Hi guys, I’m working on a first person action game right now and when I equip a gun to my character and go next to a wall, my gun overlaps into the wall (my character is not going through the wall). I’ve realized that the problem is the capsule component of the character is not wide enough and doesn’t encapsulate the gun. Is there a good way of fixing this without just expanding the width of the capsule since I could have different guns that are different lengths? I’ve tried expanding the capsule width, and it works but the problem now is that now it seems like an object is far away from you even though you’re supposedly suppose to be next to it (since the length of the gun extrudes farther out). This is the problem I have but in Unity:

Thanks!

You could try tracing a line out from the character for the length of each gun, and if the character is too close, make the character point the gun into the air.

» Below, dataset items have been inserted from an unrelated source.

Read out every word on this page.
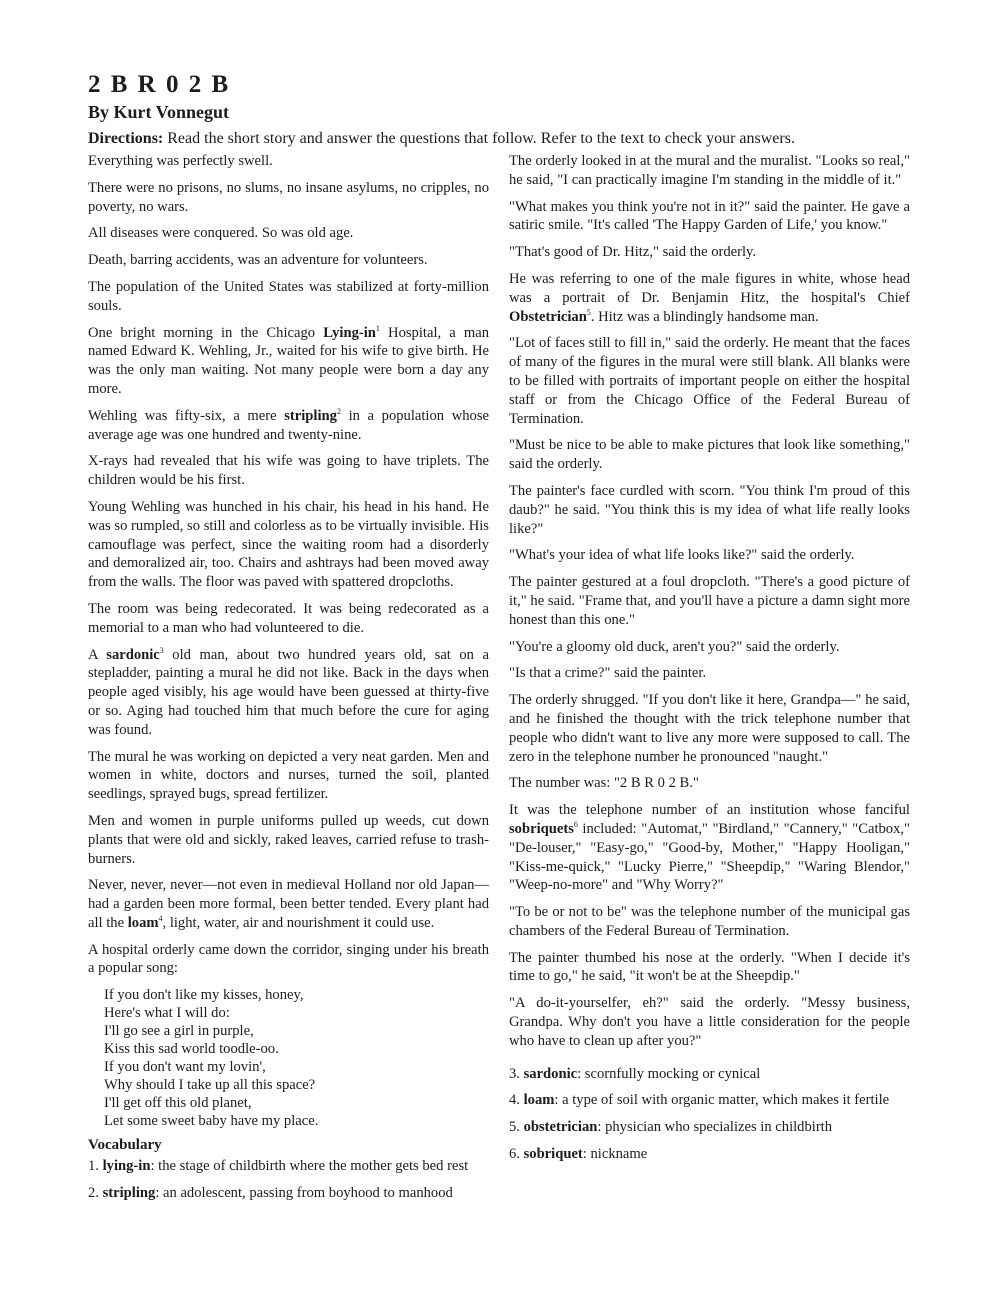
2 B R 0 2 B
By Kurt Vonnegut
Directions: Read the short story and answer the questions that follow. Refer to the text to check your answers.

Everything was perfectly swell.

There were no prisons, no slums, no insane asylums, no cripples, no poverty, no wars.

All diseases were conquered. So was old age.

Death, barring accidents, was an adventure for volunteers.

The population of the United States was stabilized at forty-million souls.

One bright morning in the Chicago Lying-$in^1$ Hospital, a man named Edward K. Wehling, Jr., waited for his wife to give birth. He was the only man waiting. Not many people were born a day any more.

Wehling was fifty-six, a mere stripling$^2$ in a population whose average age was one hundred and twenty-nine.

X-rays had revealed that his wife was going to have triplets. The children would be his first.

Young Wehling was hunched in his chair, his head in his hand. He was so rumpled, so still and colorless as to be virtually invisible. His camouflage was perfect, since the waiting room had a disorderly and demoralized air, too. Chairs and ashtrays had been moved away from the walls. The floor was paved with spattered dropcloths.

The room was being redecorated. It was being redecorated as a memorial to a man who had volunteered to die.

A sardonic$^3$ old man, about two hundred years old, sat on a stepladder, painting a mural he did not like. Back in the days when people aged visibly, his age would have been guessed at thirty-five or so. Aging had touched him that much before the cure for aging was found.

The mural he was working on depicted a very neat garden. Men and women in white, doctors and nurses, turned the soil, planted seedlings, sprayed bugs, spread fertilizer.

Men and women in purple uniforms pulled up weeds, cut down plants that were old and sickly, raked leaves, carried refuse to trash-burners.

Never, never, never—not even in medieval Holland nor old Japan—had a garden been more formal, been better tended. Every plant had all the loam$^4$, light, water, air and nourishment it could use.

A hospital orderly came down the corridor, singing under his breath a popular song:

If you don't like my kisses, honey,
Here's what I will do:
I'll go see a girl in purple,
Kiss this sad world toodle-oo.
If you don't want my lovin',
Why should I take up all this space?
I'll get off this old planet,
Let some sweet baby have my place.
Vocabulary

1. lying-in: the stage of childbirth where the mother gets bed rest

2. stripling: an adolescent, passing from boyhood to manhood

The orderly looked in at the mural and the muralist. "Looks so real," he said, "I can practically imagine I'm standing in the middle of it."

"What makes you think you're not in it?" said the painter. He gave a satiric smile. "It's called 'The Happy Garden of Life,' you know."

"That's good of Dr. Hitz," said the orderly.

He was referring to one of the male figures in white, whose head was a portrait of Dr. Benjamin Hitz, the hospital's Chief Obstetrician$^5$. Hitz was a blindingly handsome man.

"Lot of faces still to fill in," said the orderly. He meant that the faces of many of the figures in the mural were still blank. All blanks were to be filled with portraits of important people on either the hospital staff or from the Chicago Office of the Federal Bureau of Termination.

"Must be nice to be able to make pictures that look like something," said the orderly.

The painter's face curdled with scorn. "You think I'm proud of this daub?" he said. "You think this is my idea of what life really looks like?"

"What's your idea of what life looks like?" said the orderly.

The painter gestured at a foul dropcloth. "There's a good picture of it," he said. "Frame that, and you'll have a picture a damn sight more honest than this one."

"You're a gloomy old duck, aren't you?" said the orderly.

"Is that a crime?" said the painter.

The orderly shrugged. "If you don't like it here, Grandpa—" he said, and he finished the thought with the trick telephone number that people who didn't want to live any more were supposed to call. The zero in the telephone number he pronounced "naught."

The number was: "2 B R 0 2 B."

It was the telephone number of an institution whose fanciful sobriquets$^6$ included: "Automat," "Birdland," "Cannery," "Catbox," "De-louser," "Easy-go," "Good-by, Mother," "Happy Hooligan," "Kiss-me-quick," "Lucky Pierre," "Sheepdip," "Waring Blendor," "Weep-no-more" and "Why Worry?"

"To be or not to be" was the telephone number of the municipal gas chambers of the Federal Bureau of Termination.

The painter thumbed his nose at the orderly. "When I decide it's time to go," he said, "it won't be at the Sheepdip."

"A do-it-yourselfer, eh?" said the orderly. "Messy business, Grandpa. Why don't you have a little consideration for the people who have to clean up after you?"

3. sardonic: scornfully mocking or cynical

4. loam: a type of soil with organic matter, which makes it fertile

5. obstetrician: physician who specializes in childbirth

6. sobriquet: nickname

Or (And I don’t know how to do this in UE4) you could render the hud and player arms separately on top of the normal render, so even if the gun “should” be going through the wall, the player can still see it fine.

In first person games a common trick is to draw the gun after the environment, this way you wont have that issue. Check if you can change the depth priority of the weapon mesh when in first person view using ESceneDepthPriorityGroup ViewOwnerDepthPriorityGroup, change it to foreground.

Another way you can do it is simply add a collision box to your weapon, and if the weapon isn’t pointing to the air, check for collision agains’t meshes & brushes, if it collides > point it to the air.

DepthPriorityGroups have been removed in UE4. This is causing me a big headache as well.

anyone know how to achieve this? In every FPS engine there is an option to render hands/mesh after everything. You can manipulate matrixes as well to achieve this.

Not sure whether it was added since 2014 but looking at UPrimitiveComponent there’s a member DepthPriorityGroup and ViewOwnerDepthPriorityGroup (just like in UDK). I’m not entirely certain they still work but it’s still used in quite a lot of places within the engine so I would assume so. You can just try it I guess.

You could also check out how it’s done in the new Unreal Tournament.